Millimeter wave spectrum will deliver the fastest version of 5G services, and after six months of semi-secretive auctions, the Federal Communications Commission has finally announced the winners of 28GHz and 24GHz U.S. spectrum. The commission raised over $2.7 billion across the auctions, and the winners were mostly major players in the telecom industry: AT&T bid over $982 million for 831 24GHz licenses, T-Mobile bid $803 million for 1,346 24GHz licenses, and Verizon bid $505 million for 1,066 28GHz licenses.
Almost 60 bidders preregistered for the 24GHz auction, including cable companies Cox and Frontier, as well as a variety of smaller regional carriers. Verizon and AT&T notably used the auctions to augment their prior millimeter wave holdings purchased from other companies, enabling them to expand upon the early 5G services tested and launched on those frequencies. T-Mobile won enough 24GHz licenses to establish itself with millimeter wave towers, after having previously focused almost exclusively on a strategy of using low-frequency and midband holdings for 5G.
Recognizing the spectrum’s potential, the FCC offered significant discounts for small and rural bidders to encourage competition. But the most notable winning bidder after the big three carriers was U.S. Cellular, which won 590 licenses for $254 million.

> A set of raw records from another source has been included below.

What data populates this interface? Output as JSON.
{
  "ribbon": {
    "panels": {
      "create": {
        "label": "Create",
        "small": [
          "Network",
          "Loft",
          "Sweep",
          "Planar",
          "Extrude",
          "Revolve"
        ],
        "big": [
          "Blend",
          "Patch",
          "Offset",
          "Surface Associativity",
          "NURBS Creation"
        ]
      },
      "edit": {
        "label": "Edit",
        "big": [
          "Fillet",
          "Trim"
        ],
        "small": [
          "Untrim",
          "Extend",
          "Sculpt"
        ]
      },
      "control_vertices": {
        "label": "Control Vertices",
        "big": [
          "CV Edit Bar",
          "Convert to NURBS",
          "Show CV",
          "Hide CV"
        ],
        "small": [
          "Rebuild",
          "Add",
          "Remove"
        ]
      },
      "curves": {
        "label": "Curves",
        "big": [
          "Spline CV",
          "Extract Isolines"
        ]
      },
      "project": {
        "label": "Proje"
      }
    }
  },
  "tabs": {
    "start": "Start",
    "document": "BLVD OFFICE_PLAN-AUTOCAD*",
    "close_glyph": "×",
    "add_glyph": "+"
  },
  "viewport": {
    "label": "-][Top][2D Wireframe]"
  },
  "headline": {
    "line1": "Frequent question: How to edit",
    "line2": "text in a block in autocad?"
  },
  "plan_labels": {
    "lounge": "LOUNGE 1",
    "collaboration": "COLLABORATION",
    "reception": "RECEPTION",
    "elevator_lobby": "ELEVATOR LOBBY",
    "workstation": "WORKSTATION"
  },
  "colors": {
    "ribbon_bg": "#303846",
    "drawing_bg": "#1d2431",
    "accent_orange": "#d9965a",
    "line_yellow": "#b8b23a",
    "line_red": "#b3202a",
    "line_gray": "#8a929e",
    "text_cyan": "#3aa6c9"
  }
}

Though the FCC announced a $702 million haul for 28GHz spectrum in late January, and proceeds of just under $2 billion from its first phase of 24GHz bidding, a second and final “assignment phase” pushed the latter to $2.024 billion as of its close late on May 28. The commission’s bidding process dragged each auction out for over two months, and with gaps between auctions bidders’ identities have remained secret since last November.
Auction participants fought for geography-specific rights to millimeter wave spectrum, such that one carrier could buy rights to 24GHz spectrum in central Utah and another might have already won 28GHz spectrum in the same area. While the two aren’t identical, they’re very similar, and either will enable a carrier to deliver multi-gigabit data rates with extremely low latencies — assuming the carrier is willing to install many “small cell” radios within an area to distribute the high-speed but short-distance millimeter wave signals.
Millimeter wave spectrum was considered all but useless for consumer devices several years ago, as the hardware necessary to send and receive millimeter wave signals tended to be satellite dish- or oven-sized. But engineers saw potential in the spectrum and successfully shrunk millimeter wave hardwareinto pocketable components, the first of which are now available in Netgear’s Nighthawk 5G Hotspot, Motorola’s 5G Moto Mod, and Samsung’s Galaxy S10 5G phone.
In the absence of millimeter wave holdings or hardware, some carriers have opted to launch 5G on non-millimeter wave “sub-6GHz” frequencies that are likely to be slower, but with the ability to travel longer distances. U.S. carriers plan to use both types of frequencies but to start with millimeter wave, while other carriers will generally start with sub-6GHz frequencies and then add millimeter wave when it becomes locally available.